Large, systemic, interlocking forces have caused immense change in the US economy over the last several decades. That’s obvious, as such changes are happening constantly — national economies are never still — but this book simplifies a 3000 piece puzzle into a 6 piece one, and in this case, that’s a good thing. The 3000 pieces are still vaguely visible here, like the blurry background of portrait mode, but they’ve been grouped intelligently so the average person can see the one clear shape in the foreground.
As school quality became less consistent, desirable housing became more scarce, which caused a bidding war on houses in good school districts. (The definition of “good” and all the forces of racism and classism that influence that definition are subsumed by the whole 3000-piece to 6-piece thing. For analysis of -isms, this is not the book you are looking for.) That bidding war (and other factors, again subsumed by this book’s aim at simplicity) increased the incentive for families to send both parents into the workforce, which caused a feedback loop still in operation today. Even if you want to keep one parent at home, houses — especially the most desirable ones — cost more than one income now.

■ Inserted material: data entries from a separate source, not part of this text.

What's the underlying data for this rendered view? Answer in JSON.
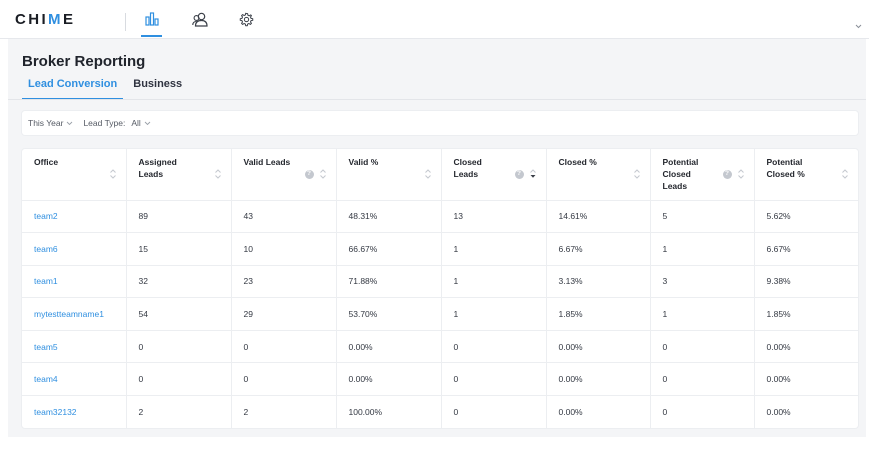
{
  "app": {
    "logo_text_1": "CHI",
    "logo_text_2": "M",
    "logo_text_3": "E"
  },
  "nav": {
    "icons": [
      "reports-icon",
      "people-icon",
      "settings-icon"
    ],
    "active": "reports-icon"
  },
  "page": {
    "title": "Broker Reporting"
  },
  "tabs": [
    {
      "label": "Lead Conversion",
      "active": true
    },
    {
      "label": "Business",
      "active": false
    }
  ],
  "filters": {
    "period": "This Year",
    "lead_type_label": "Lead Type:",
    "lead_type_value": "All"
  },
  "table": {
    "headers": [
      {
        "line1": "Office",
        "line2": "",
        "line3": ""
      },
      {
        "line1": "Assigned",
        "line2": "Leads",
        "line3": ""
      },
      {
        "line1": "Valid Leads",
        "line2": "",
        "line3": ""
      },
      {
        "line1": "Valid %",
        "line2": "",
        "line3": ""
      },
      {
        "line1": "Closed",
        "line2": "Leads",
        "line3": ""
      },
      {
        "line1": "Closed %",
        "line2": "",
        "line3": ""
      },
      {
        "line1": "Potential",
        "line2": "Closed",
        "line3": "Leads"
      },
      {
        "line1": "Potential",
        "line2": "Closed %",
        "line3": ""
      }
    ],
    "help_glyph": "?",
    "rows": [
      [
        "team2",
        "89",
        "43",
        "48.31%",
        "13",
        "14.61%",
        "5",
        "5.62%"
      ],
      [
        "team6",
        "15",
        "10",
        "66.67%",
        "1",
        "6.67%",
        "1",
        "6.67%"
      ],
      [
        "team1",
        "32",
        "23",
        "71.88%",
        "1",
        "3.13%",
        "3",
        "9.38%"
      ],
      [
        "mytestteamname1",
        "54",
        "29",
        "53.70%",
        "1",
        "1.85%",
        "1",
        "1.85%"
      ],
      [
        "team5",
        "0",
        "0",
        "0.00%",
        "0",
        "0.00%",
        "0",
        "0.00%"
      ],
      [
        "team4",
        "0",
        "0",
        "0.00%",
        "0",
        "0.00%",
        "0",
        "0.00%"
      ],
      [
        "team32132",
        "2",
        "2",
        "100.00%",
        "0",
        "0.00%",
        "0",
        "0.00%"
      ]
    ]
  },
  "colors": {
    "accent": "#2f8fe0",
    "background": "#f4f5f7"
  }
}
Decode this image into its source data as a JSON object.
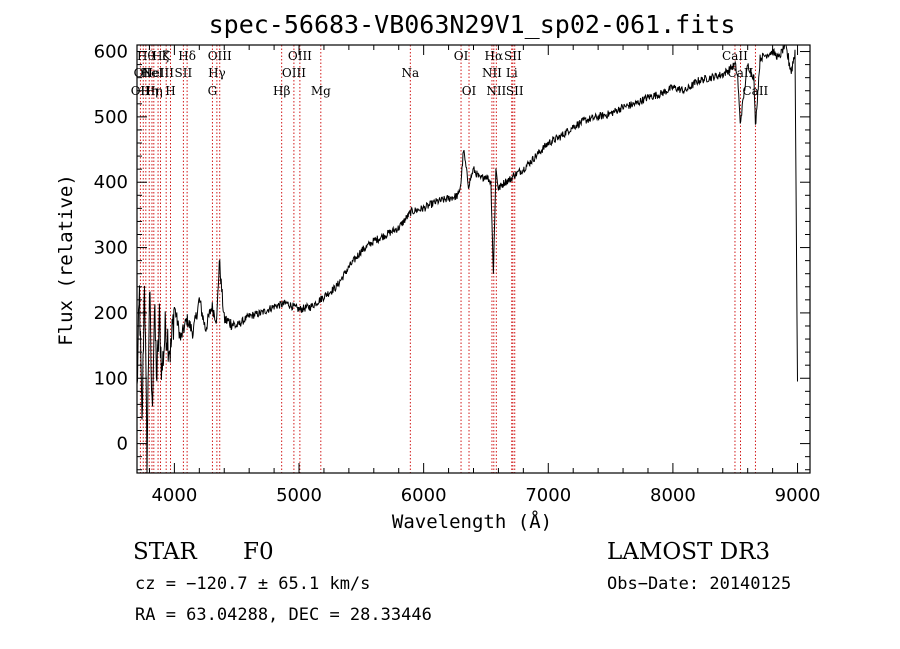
{
  "chart_data": {
    "type": "line",
    "title": "spec-56683-VB063N29V1_sp02-061.fits",
    "xlabel": "Wavelength (Å)",
    "ylabel": "Flux (relative)",
    "xlim": [
      3700,
      9100
    ],
    "ylim": [
      -45,
      610
    ],
    "xticks": [
      4000,
      5000,
      6000,
      7000,
      8000,
      9000
    ],
    "xtick_labels": [
      "4000",
      "5000",
      "6000",
      "7000",
      "8000",
      "9000"
    ],
    "yticks": [
      0,
      100,
      200,
      300,
      400,
      500,
      600
    ],
    "ytick_labels": [
      "0",
      "100",
      "200",
      "300",
      "400",
      "500",
      "600"
    ],
    "series": [
      {
        "name": "flux",
        "x": [
          3700,
          3720,
          3740,
          3760,
          3780,
          3800,
          3820,
          3840,
          3860,
          3880,
          3900,
          3930,
          3970,
          4000,
          4050,
          4100,
          4150,
          4200,
          4250,
          4300,
          4340,
          4360,
          4400,
          4500,
          4600,
          4700,
          4800,
          4900,
          5000,
          5100,
          5200,
          5300,
          5400,
          5500,
          5600,
          5700,
          5800,
          5900,
          6000,
          6100,
          6200,
          6280,
          6300,
          6320,
          6360,
          6400,
          6450,
          6500,
          6540,
          6560,
          6580,
          6600,
          6650,
          6700,
          6720,
          6800,
          6900,
          7000,
          7100,
          7200,
          7300,
          7400,
          7500,
          7600,
          7700,
          7800,
          7900,
          8000,
          8100,
          8200,
          8300,
          8400,
          8500,
          8520,
          8540,
          8600,
          8650,
          8662,
          8700,
          8800,
          8850,
          8900,
          8950,
          8980,
          9000
        ],
        "y": [
          80,
          230,
          20,
          260,
          -30,
          240,
          50,
          200,
          100,
          190,
          110,
          180,
          140,
          210,
          160,
          190,
          170,
          220,
          175,
          210,
          190,
          280,
          190,
          180,
          195,
          200,
          210,
          215,
          205,
          210,
          225,
          240,
          270,
          295,
          310,
          320,
          330,
          355,
          360,
          370,
          375,
          380,
          400,
          450,
          395,
          420,
          405,
          410,
          400,
          260,
          420,
          390,
          400,
          405,
          410,
          420,
          440,
          460,
          470,
          485,
          495,
          500,
          505,
          515,
          520,
          530,
          535,
          545,
          540,
          555,
          560,
          565,
          580,
          560,
          490,
          580,
          560,
          485,
          590,
          600,
          590,
          610,
          570,
          600,
          95
        ]
      }
    ],
    "line_markers": [
      {
        "x": 3727,
        "label": "OII",
        "row": 3
      },
      {
        "x": 3750,
        "label": "OII",
        "row": 2
      },
      {
        "x": 3771,
        "label": "Hθ",
        "row": 1
      },
      {
        "x": 3798,
        "label": "Hη",
        "row": 3
      },
      {
        "x": 3820,
        "label": "HeI",
        "row": 2
      },
      {
        "x": 3835,
        "label": "Hη",
        "row": 3
      },
      {
        "x": 3869,
        "label": "NeIII",
        "row": 2
      },
      {
        "x": 3889,
        "label": "Hζ",
        "row": 1
      },
      {
        "x": 3934,
        "label": "K",
        "row": 1
      },
      {
        "x": 3969,
        "label": "H",
        "row": 3
      },
      {
        "x": 4072,
        "label": "SII",
        "row": 2
      },
      {
        "x": 4102,
        "label": "Hδ",
        "row": 1
      },
      {
        "x": 4305,
        "label": "G",
        "row": 3
      },
      {
        "x": 4341,
        "label": "Hγ",
        "row": 2
      },
      {
        "x": 4364,
        "label": "OIII",
        "row": 1
      },
      {
        "x": 4861,
        "label": "Hβ",
        "row": 3
      },
      {
        "x": 4959,
        "label": "OIII",
        "row": 2
      },
      {
        "x": 5007,
        "label": "OIII",
        "row": 1
      },
      {
        "x": 5175,
        "label": "Mg",
        "row": 3
      },
      {
        "x": 5893,
        "label": "Na",
        "row": 2
      },
      {
        "x": 6300,
        "label": "OI",
        "row": 1
      },
      {
        "x": 6364,
        "label": "OI",
        "row": 3
      },
      {
        "x": 6548,
        "label": "NII",
        "row": 2
      },
      {
        "x": 6563,
        "label": "Hα",
        "row": 1
      },
      {
        "x": 6583,
        "label": "NII",
        "row": 3
      },
      {
        "x": 6707,
        "label": "Li",
        "row": 2
      },
      {
        "x": 6716,
        "label": "SII",
        "row": 1
      },
      {
        "x": 6731,
        "label": "SII",
        "row": 3
      },
      {
        "x": 8498,
        "label": "CaII",
        "row": 1
      },
      {
        "x": 8542,
        "label": "CaII",
        "row": 2
      },
      {
        "x": 8662,
        "label": "CaII",
        "row": 3
      }
    ]
  },
  "info": {
    "object_class": "STAR",
    "subclass": "F0",
    "survey": "LAMOST DR3",
    "redshift": "cz = −120.7 ± 65.1 km/s",
    "obs_date": "Obs−Date: 20140125",
    "coords": "RA =  63.04288, DEC =  28.33446"
  },
  "colors": {
    "line_marker": "#cc0000",
    "spectrum": "#000000",
    "axis": "#000000"
  }
}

But here’s the thing. One parent at home was the safety net. With both parents at work and that dual income used to the max to afford the house in the right school district, more families were on the edge, and when job loss or serious illness or divorce or crisis of any kind arrived, they fell over that edge into bankruptcy.
And more dominoes fall as bankruptcies rise. Voter engagement? Parent engagement? Tax base for governments to run? Those all suffer when citizens are bankrupt. I doubt any of this is revolutionary to someone plugged into the issue, but as someone who has a solid understanding of the micro-forces at work with income inequality, I really appreciated how well this book explained the macro-forces for me. The writing is so straightforward and simple as to be almost boring, but writers didn’t write this book. Educators did, and I think they knew what they were doing. By the end, I was making comparisons between our economic system and It’s that kids’ book, “If You Give A Mouse A Cookie,” which ironically feels hopeful to me, because surely there is one step in that endless loop that we can interrupt.